Britain’s Top Palaces Part 2

Read part 1 of Britain’s Top Palaces here. Let’s continue!

Buckingham Palace, Westminster

Buckingham Palace may have a bit of a shorter history than other palaces but it doesn’t make it any less impressive. It began life in 1703 as Buckingham House, built for the Duke of Buckingham and was purchased as a royal residence by George III for his ever-expanding family in 1761. Queen Victoria was the first sovereign to adopt Buckingham Palace as the official royal residence in 1837. It was she who began the tradition of appearing on the palace balcony in 1851. Buckingham Palace has 775 rooms and has seen many famous guests over the years.

During the Second War World the palace was bombed seven times, with Queen Elizabeth, later the Queen Mother famously stating: “I’m glad we’ve been bombed. It makes me feel I can look the East End in the face.”

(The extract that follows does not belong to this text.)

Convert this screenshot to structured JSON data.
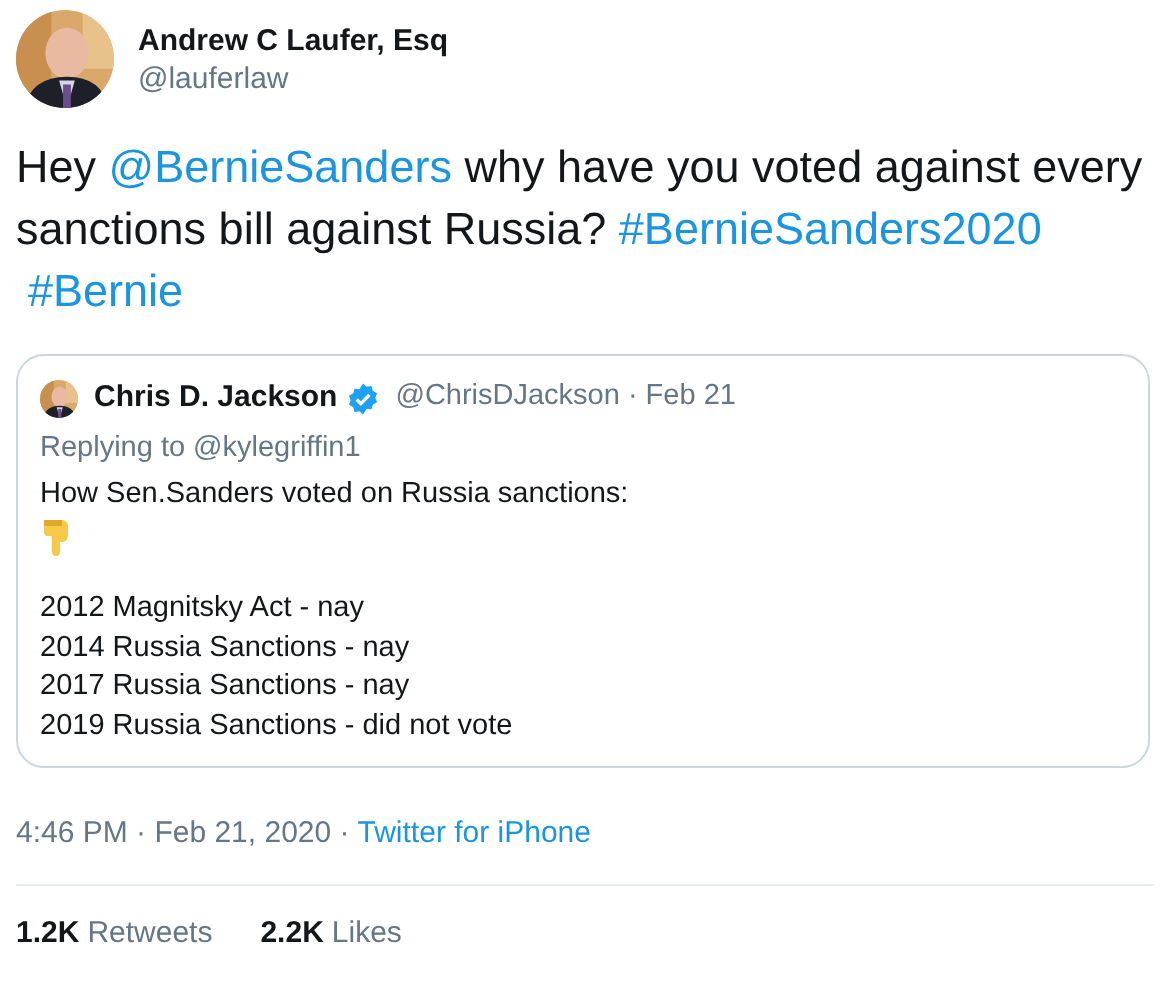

Hampton Court Palace, Surrey


Hampton Court Palace is perhaps most closely associated with Henry VIII. It was Thomas Wolsey, Archbishop of York who acquired the site in 1514 and he spent the next seven years building an amazing palace. In 1528, sensing that his downfall was near, Thomas Wolsey gifted the palace to Henry. It would not save his life, however. He died en route to London, where he was to face charges of treason. Henry himself also greatly expanded the palace and it was at Hampton Court Palace that his son and heir, Edward VI, was born. Tragically Edward’s mother Jane Seymour died at the palace two weeks later. Henry’s fifth Catherine Howard was confined to her rooms at Hampton Court before being sent to Syon House and later the Tower of London. She supposedly ran down the Haunted Gallery to beg for her life, but she was dragged away screaming. Henry’s daughter Mary stayed at the palace for several months to await the birth of a child that never came.

During the Stuart period it was used by James I and his wife, Henrietta Maria, but later Stuart monarchs preferred to reside elsewhere. Joint monarchs William and Mary again showed interest in the palace and they embarked on a massive restoration project. George II was the last monarch to reside at the palace and it was opened to the public by Queen Victoria in 1838.

Blenheim Palace, Oxfordshire


Blenheim Palace was built between 1705 and 1722 and was originally intended to be a reward for John Churchill, 1st Duke of Marlborough. It is the only non-royal house in England to be called a palace.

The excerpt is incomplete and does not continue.